Tego jeszcze nie było! Początek listopada a już rusza sezon zimowy w skokach narciarskich. Na skoczni w Wiśle zawodnicy będą lądować na igielicie.
To będzie bardzo, ale to bardzo nietypowy początek ZIMOWEGO sezonu w skokach narciarskich. Zarówno panie, jak i panowie rozpoczynają dzisiaj rywalizację w Pucharze Świata na skoczni im. Adama Małysza w Wiśle. Problem w tym, że na wiślańskiej skoczni nie ma... śniegu! Skoczkowie będą lądować na igielicie, tak jak w sezonie letnim. Dlaczego?
Powód jest prosty: termin rozpoczęcia sezonu. Zazwyczaj u panów Puchar Świata startował w ostatni weekend listopada. Przez lata to była północna Finlandia, gdzie śniegu o tej porze roku już nie brakuje. Za to są bardzo niskie temperatury i silny wiatr. Dlatego od jakiegoś czasu FIS przenosi inauguracje PŚ bardziej na południe. Były Niemcy, a od kilku lat jest Wisła. Problem w tym, że zima w Polsce rzadko pojawia się pod koniec listopada. Bardziej możemy być pewni deszczu lub deszczu ze śniegiem. Dlatego skocznia w Beskidzie Śląskim musi być naśnieżona w sposób sztuczny. I to zdawało egzamin.

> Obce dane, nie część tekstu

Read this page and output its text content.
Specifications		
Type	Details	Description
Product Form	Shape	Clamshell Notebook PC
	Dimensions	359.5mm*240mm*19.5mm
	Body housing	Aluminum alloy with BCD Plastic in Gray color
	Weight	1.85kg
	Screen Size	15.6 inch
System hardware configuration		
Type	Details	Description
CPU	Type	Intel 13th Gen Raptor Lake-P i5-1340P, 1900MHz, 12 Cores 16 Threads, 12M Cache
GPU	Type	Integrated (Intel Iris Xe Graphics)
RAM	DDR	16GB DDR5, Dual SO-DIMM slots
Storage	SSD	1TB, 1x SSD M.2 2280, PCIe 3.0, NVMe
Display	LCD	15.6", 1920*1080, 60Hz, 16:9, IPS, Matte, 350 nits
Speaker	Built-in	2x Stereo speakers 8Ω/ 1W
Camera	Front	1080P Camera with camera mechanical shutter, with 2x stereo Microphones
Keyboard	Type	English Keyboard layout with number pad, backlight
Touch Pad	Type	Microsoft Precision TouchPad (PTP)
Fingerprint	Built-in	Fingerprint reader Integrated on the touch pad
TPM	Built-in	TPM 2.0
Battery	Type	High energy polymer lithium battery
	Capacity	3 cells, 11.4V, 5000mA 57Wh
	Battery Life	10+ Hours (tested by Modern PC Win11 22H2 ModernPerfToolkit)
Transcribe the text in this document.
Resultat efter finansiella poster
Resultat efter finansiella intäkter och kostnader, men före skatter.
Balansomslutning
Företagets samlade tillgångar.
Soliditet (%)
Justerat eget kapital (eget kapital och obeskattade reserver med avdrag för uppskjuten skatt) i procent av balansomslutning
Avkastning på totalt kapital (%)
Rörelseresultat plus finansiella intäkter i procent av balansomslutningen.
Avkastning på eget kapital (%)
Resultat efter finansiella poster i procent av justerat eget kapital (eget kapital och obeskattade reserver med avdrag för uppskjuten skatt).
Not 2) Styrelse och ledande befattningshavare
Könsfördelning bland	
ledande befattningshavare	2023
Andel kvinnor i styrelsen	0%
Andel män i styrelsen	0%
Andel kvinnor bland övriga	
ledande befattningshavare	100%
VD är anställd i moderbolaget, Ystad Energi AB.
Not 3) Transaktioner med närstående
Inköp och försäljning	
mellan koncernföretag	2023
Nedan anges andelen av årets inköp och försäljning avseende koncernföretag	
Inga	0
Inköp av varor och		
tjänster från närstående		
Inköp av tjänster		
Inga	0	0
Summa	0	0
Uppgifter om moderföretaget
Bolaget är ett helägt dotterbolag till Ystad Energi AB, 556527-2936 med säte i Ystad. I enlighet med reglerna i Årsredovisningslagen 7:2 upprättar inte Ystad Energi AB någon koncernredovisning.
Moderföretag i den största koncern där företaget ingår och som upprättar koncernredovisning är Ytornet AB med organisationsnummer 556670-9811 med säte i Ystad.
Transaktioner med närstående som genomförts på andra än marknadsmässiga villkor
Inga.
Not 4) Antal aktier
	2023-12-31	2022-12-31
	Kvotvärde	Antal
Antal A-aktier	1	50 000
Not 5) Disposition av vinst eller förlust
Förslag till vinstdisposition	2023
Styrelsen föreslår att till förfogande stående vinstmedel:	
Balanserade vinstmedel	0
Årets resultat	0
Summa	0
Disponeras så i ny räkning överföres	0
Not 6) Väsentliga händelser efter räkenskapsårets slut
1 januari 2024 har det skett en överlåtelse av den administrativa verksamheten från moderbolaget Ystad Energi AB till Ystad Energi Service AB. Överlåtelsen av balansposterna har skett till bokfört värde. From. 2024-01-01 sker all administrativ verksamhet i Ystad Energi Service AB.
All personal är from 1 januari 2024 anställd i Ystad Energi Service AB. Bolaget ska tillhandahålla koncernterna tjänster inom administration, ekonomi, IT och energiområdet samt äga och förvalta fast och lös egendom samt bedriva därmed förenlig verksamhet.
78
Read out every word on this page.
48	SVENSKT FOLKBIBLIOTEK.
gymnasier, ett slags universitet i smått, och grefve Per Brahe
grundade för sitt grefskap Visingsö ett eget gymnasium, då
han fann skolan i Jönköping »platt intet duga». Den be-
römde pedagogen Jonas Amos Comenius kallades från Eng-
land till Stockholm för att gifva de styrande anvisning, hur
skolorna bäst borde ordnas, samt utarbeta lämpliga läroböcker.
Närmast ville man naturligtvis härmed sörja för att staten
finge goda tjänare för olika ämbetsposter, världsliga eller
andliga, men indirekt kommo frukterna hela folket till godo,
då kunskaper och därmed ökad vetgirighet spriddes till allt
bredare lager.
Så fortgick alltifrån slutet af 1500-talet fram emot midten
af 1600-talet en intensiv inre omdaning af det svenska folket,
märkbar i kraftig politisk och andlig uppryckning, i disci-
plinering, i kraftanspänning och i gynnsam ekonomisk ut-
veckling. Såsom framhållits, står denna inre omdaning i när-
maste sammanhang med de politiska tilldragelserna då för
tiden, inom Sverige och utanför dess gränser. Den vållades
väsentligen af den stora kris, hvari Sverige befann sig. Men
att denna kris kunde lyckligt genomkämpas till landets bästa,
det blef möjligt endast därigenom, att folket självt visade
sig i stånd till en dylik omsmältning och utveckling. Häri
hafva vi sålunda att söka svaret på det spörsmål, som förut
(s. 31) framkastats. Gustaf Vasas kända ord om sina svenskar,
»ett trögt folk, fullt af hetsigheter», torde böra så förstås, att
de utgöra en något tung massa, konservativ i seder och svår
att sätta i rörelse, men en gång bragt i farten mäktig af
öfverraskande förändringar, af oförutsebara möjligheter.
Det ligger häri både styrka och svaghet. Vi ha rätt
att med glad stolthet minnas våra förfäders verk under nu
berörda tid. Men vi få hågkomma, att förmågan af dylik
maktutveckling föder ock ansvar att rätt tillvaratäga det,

Kolejny problem w tym, że sztuczny śnieg wymaga odpowiedniej temperatury powietrza. A teraz jest po prostu na to za ciepło. Dlatego tegoroczna inauguracja sezonu w PIERWSZY weekend listopada odbędzie się na igielicie. Jedyny "powiew zimy" to lodowe tory na rozbiegu, które normalnie towarzyszą skoczkom w PŚ.
Dlaczego sezon rusza tak szybko? Powodem są Mistrzostwa Świata w piłce nożnej mężczyzn. Odbywają się w Katarze, po raz pierwszy w listopadzie i grudniu. FIS chce uniknąć "kolizji" z transmisjami meczów, żeby nie stracić widzów swoich zawodów.
Czy ten eksperyment się uda? Zobaczymy, tylko co to za skoki narciarskie zimą bez śniegu?